Figure 4.

Optimization of the miH12 expression cassette to address efficacy and passenger strand activity. (a) Schematic representation of the pri-miH12 expression cassette with the CMV immediate-early enhancer fused to chicken β-actin (CAG) promoter and human growth hormone polyadenylation (hGH polyA) signal. (b) Ten cellular pri-miRNA scaffolds were selected from miRBase database (www.mirbase.org) based on the guide/passenger strand prevalence and RNA folding. Twenty-one nt of the guide strand were replaced by the mature miH12 sequence and the passenger strand was corrected in order to preserve pri-miH12 scaffolding.
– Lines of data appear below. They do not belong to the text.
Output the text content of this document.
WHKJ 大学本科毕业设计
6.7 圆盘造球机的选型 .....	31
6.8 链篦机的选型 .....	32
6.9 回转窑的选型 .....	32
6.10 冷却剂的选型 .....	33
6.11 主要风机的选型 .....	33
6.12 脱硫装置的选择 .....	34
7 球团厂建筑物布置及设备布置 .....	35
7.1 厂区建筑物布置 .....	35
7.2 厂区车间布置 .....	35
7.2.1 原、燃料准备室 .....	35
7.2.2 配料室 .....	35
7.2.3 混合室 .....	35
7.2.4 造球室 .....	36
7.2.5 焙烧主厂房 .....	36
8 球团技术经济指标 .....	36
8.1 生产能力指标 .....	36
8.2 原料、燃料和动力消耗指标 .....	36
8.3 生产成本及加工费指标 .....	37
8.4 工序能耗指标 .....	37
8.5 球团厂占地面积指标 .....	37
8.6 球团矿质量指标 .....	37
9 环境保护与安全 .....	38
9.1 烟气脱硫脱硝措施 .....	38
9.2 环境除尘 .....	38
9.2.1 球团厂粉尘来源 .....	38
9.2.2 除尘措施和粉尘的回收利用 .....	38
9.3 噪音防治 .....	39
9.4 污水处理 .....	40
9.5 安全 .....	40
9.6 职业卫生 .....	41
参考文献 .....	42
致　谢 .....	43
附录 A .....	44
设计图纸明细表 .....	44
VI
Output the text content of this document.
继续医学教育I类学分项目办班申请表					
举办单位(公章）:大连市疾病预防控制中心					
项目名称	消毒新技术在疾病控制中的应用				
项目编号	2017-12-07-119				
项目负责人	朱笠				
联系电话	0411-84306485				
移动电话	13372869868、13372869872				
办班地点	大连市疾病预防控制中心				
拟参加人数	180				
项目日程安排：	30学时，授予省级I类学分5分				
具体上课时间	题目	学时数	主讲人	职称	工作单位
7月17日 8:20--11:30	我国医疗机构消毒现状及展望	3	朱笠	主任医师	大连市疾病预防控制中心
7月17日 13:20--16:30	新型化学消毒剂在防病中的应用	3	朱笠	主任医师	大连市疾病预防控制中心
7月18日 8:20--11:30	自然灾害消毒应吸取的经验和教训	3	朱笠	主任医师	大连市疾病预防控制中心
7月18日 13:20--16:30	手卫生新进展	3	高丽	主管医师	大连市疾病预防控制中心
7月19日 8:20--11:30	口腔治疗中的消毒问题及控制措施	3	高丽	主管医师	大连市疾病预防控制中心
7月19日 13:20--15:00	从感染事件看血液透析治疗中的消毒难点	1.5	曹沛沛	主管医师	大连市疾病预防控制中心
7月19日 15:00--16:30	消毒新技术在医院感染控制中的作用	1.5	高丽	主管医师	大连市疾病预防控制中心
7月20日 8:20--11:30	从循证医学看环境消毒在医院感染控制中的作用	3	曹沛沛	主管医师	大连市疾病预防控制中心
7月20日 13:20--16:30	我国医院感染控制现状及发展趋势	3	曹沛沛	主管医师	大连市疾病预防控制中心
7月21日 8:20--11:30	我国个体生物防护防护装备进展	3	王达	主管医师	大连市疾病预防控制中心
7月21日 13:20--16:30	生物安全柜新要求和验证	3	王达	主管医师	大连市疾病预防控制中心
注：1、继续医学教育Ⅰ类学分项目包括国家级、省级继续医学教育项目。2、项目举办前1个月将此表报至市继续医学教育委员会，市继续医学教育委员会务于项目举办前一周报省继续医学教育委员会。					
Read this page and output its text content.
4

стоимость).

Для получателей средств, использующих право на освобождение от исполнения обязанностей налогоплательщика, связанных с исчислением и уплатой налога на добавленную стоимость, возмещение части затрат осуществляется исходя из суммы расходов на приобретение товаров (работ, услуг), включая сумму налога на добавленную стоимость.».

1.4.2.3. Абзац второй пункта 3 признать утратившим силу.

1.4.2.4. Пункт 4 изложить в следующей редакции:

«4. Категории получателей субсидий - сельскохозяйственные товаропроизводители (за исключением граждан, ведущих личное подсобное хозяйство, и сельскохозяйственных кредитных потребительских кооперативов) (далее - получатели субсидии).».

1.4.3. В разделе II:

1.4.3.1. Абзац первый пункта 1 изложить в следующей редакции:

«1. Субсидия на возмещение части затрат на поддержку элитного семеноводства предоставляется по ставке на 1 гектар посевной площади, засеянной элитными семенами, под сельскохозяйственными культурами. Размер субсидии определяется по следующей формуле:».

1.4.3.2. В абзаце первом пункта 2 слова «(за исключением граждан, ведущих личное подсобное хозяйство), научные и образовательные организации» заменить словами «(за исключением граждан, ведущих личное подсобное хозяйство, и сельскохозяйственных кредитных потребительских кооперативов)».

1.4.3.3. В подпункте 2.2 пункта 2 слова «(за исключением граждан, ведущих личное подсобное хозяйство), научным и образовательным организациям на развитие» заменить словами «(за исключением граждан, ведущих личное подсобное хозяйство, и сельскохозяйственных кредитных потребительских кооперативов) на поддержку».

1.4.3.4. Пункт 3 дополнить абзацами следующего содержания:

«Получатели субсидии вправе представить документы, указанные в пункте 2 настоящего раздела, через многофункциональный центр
Based on miRBase, the predicted guide and passenger strand sequences of the cellular pre-miRNA scaffolds are indicated in red and blue, respectively. (c) LucHTT(mt) reporter knock-down by ten miH12 scaffolds. Human embryonic kidney (HEK)293T cells were cotransfected with 100 ng LucHTT(mt) reporter and 10 ng miH12 constructs. Renilla (RL) and firefly (FL) luciferases were measured 2 days post-transfection and RL was normalized to FL expression. Scrambled (Ctrl) served as a negative control and was set at 100%. (d) Titration curve of miH12 embedded in the human miR-1, miR-101, miR-122, miR-135, miR-203, and miR-451 scaffolds. HEK293T cells were cotransfected with 50 ng LucHTT(mt) reporter and 1, 10, 50, 100, or 250 ng of miH12 constructs. Luciferase expression was measured as described in (c). (e) In vitro passenger strand activity of miH12-1, miH12-26, miH12-101, miH12-122, miH12-135, miH12-155, miH12-203, miH12-335, and miH12-451 scaffolds. For the LucPassenger reporters, reverse complement sequences to the miH12 passenger strand sequences were cloned behind RL. In addition, FL was coexpressed from the vector as an internal control. Transfections and luciferase measurements were performed as in (c). The luciferase knock-down are representative figures of three independent experiments.